• Post author:
  • Post category:Polars
  • Post last modified:January 3, 2025
  • Reading time:14 mins read

In Polars, the unique() function is used to return a DataFrame with unique rows, based on specific columns or the entire DataFrame. It allows you to control which duplicates to keep and whether to maintain the original row order.

Advertisements

In this article, I will explain the Polars DataFrame.unique() function, covering its syntax, parameters, and usage, to show how to generate a new DataFrame with duplicates removed based on the specified subset and keep policy.

Key Points –

  • The unique() function is used to return a DataFrame with unique rows, based on specific column(s) or the entire DataFrame.
  • You can specify a subset of columns to consider for uniqueness using the subset parameter, or leave it as None to consider all columns.
  • The keep parameter allows you to control which duplicates to keep: 'first', 'last', 'any', or None.
  • The maintain_order parameter, when set to True, ensures that the original order of rows is preserved after filtering for uniqueness.
  • You can pass a list of column names to the subset parameter to check for uniqueness based on a combination of multiple columns.
  • Polars is optimized for high-performance computing, making unique() efficient for large datasets.
  • The function returns a new DataFrame containing only the unique rows, without modifying the original DataFrame.
  • By default, the order of rows may change after filtering for uniqueness unless maintain_order=True is set.

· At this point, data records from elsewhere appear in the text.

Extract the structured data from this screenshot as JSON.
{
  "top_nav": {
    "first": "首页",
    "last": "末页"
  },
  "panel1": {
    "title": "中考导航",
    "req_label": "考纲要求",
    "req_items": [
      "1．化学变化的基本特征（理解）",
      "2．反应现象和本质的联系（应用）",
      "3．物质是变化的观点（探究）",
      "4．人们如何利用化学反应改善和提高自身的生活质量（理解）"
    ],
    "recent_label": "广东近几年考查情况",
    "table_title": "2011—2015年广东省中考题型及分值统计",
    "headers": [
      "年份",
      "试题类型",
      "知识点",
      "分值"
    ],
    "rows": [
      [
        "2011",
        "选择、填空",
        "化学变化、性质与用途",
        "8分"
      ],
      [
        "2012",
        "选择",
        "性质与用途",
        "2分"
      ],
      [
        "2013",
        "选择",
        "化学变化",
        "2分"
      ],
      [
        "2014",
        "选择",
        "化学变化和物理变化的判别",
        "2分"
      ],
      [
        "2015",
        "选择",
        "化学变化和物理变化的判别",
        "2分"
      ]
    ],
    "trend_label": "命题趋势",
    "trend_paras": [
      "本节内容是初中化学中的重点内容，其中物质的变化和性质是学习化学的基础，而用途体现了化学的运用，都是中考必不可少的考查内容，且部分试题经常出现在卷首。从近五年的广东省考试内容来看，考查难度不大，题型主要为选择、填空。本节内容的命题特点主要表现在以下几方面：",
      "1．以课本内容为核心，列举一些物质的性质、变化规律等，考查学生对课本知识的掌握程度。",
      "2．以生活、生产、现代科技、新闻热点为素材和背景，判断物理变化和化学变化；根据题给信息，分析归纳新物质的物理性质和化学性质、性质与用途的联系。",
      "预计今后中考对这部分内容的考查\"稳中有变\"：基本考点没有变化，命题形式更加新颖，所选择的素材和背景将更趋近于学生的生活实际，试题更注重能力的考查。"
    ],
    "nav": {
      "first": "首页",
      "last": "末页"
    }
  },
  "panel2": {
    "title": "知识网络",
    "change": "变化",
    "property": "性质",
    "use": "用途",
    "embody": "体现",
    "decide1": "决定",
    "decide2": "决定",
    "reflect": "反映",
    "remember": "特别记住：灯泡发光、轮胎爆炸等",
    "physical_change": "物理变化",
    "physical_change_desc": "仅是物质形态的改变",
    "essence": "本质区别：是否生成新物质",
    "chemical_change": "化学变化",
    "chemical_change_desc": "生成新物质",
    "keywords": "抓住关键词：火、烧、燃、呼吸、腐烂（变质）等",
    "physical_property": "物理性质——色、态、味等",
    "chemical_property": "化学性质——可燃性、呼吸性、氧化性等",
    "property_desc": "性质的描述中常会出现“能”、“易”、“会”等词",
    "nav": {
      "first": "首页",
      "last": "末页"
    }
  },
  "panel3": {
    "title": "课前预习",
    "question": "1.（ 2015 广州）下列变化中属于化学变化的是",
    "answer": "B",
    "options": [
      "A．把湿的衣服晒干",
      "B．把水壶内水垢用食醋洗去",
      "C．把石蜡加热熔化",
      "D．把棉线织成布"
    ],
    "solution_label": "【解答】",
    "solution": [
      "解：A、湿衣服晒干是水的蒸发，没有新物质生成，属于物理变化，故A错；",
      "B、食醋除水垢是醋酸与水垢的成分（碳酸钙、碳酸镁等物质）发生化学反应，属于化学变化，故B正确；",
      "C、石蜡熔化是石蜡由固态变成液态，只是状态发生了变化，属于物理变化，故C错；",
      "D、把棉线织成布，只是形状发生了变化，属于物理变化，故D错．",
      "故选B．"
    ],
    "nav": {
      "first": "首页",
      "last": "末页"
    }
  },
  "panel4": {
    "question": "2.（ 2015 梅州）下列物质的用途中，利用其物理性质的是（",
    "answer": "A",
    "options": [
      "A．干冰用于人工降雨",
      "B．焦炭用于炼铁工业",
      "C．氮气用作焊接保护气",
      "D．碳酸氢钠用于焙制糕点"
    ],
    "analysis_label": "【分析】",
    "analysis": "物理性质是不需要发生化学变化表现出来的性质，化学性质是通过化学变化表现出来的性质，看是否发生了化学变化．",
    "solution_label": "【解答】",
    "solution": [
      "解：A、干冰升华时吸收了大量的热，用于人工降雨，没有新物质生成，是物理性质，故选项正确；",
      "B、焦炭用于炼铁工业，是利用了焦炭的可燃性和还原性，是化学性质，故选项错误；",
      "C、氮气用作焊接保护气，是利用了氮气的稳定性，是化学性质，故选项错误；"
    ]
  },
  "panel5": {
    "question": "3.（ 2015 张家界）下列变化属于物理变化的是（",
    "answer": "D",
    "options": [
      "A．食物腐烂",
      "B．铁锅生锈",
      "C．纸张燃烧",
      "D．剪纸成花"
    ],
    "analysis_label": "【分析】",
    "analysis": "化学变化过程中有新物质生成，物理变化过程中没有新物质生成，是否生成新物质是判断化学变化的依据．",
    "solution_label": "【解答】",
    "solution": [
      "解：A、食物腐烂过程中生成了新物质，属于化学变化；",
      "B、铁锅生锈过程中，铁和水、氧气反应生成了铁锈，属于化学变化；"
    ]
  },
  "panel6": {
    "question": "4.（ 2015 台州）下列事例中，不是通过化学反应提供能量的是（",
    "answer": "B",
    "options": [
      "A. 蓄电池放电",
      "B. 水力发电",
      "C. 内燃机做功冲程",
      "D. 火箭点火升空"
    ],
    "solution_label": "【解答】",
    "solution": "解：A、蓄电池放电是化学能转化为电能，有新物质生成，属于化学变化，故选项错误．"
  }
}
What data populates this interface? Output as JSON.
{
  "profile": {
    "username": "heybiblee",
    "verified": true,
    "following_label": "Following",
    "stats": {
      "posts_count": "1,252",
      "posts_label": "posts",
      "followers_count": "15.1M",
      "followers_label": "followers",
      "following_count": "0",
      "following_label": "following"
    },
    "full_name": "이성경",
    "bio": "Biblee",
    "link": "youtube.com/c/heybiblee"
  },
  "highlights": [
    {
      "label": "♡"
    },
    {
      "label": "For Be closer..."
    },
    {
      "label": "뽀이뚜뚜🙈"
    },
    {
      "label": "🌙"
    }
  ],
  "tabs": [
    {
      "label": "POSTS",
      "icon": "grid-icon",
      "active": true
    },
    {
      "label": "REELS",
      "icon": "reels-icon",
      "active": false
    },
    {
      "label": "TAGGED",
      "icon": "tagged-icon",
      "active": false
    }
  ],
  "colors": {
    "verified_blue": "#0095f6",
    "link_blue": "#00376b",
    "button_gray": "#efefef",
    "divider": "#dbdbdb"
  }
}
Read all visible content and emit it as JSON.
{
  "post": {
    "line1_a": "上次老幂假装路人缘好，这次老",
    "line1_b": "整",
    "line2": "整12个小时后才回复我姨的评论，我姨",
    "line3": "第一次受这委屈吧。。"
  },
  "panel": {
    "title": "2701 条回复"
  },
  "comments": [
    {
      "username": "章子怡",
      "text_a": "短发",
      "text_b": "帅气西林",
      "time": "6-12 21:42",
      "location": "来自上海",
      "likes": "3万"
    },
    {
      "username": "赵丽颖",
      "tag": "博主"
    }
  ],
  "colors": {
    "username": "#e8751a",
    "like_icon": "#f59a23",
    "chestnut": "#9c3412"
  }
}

Syntax of Polars DataFrame.unique()

Let’s know the syntax of the Polars DataFrame unique() function.


# Syntax of unique()
DataFrame.unique(
    subset: ColumnNameOrSelector | Collection[ColumnNameOrSelector] | None = None,
    *,
    keep: UniqueKeepStrategy = 'any',
    maintain_order: bool = False,
) → DataFrame

Parameters of the Polars DataFrame.unique()

Following are the parameters of the polars DataFrame.unique() function.

  • subset – Specifies which columns to consider when determining uniqueness. If None, all columns are used. A single column name (string), a list of column names, or None (default).
  • keep – Determines which duplicate to keep:
    • 'first' – Keeps the first occurrence of each unique row.
    • 'last' – Keeps the last occurrence of each unique row.
    • 'any' – Keeps any occurrence (default behavior).
    • None – Drops all duplicates (essentially does a distinct() operation).
  • maintain_order – If True, preserves the original order of rows. If False (default), the order of rows may change after the operation.

Return Value

This function returns a new DataFrame with unique rows, based on the specified parameters.

Usage of Polars DataFrame.unique() Function

The unique() function returns a new DataFrame containing unique rows based on specified columns or the entire DataFrame. Duplicate rows are removed based on the defined criteria.

To run some examples of the Polars DataFrame.unique() function, let’s create a Pandas DataFrame.


import polars as pl

technologies = {
    'Courses':["Spark","PySpark","Python","pandas","Python","Spark","pandas"],
    'Fee' :[20000,25000,22000,30000,22000,20000,30000],
    'Duration':['30days','40days','35days','50days','40days','30days','50days'],
    'Discount':[1000,2300,1200,2000,2300,1000,2000]
              }
df = pl.DataFrame(technologies)
print("Original DataFrame:\n", df)

Yields below output.

polars unique

The unique() function in Polars can be used to get unique rows from the entire DataFrame. By default, it considers all columns when determining uniqueness, and it keeps the first occurrence of each unique row.


# Get unique rows based on all columns
df2 = df.unique()
print("Get unique rows based on all columns:\n",df2)

In the above example, the resulting DataFrame will contain unique rows based on all the columns, removing any duplicate rows that have the exact same values across all columns. For instance, if multiple rows share the same values in “Courses,” “Fee,” “Duration,” and “Discount,” only one occurrence of such a row will be retained in the output.

polars unique

Unique Rows Based on a Single Column

To find the unique rows in a Polars DataFrame based on a single column, you can use the unique() method, specifying the column name. This ensures that only one occurrence of each unique value in the specified column is retained.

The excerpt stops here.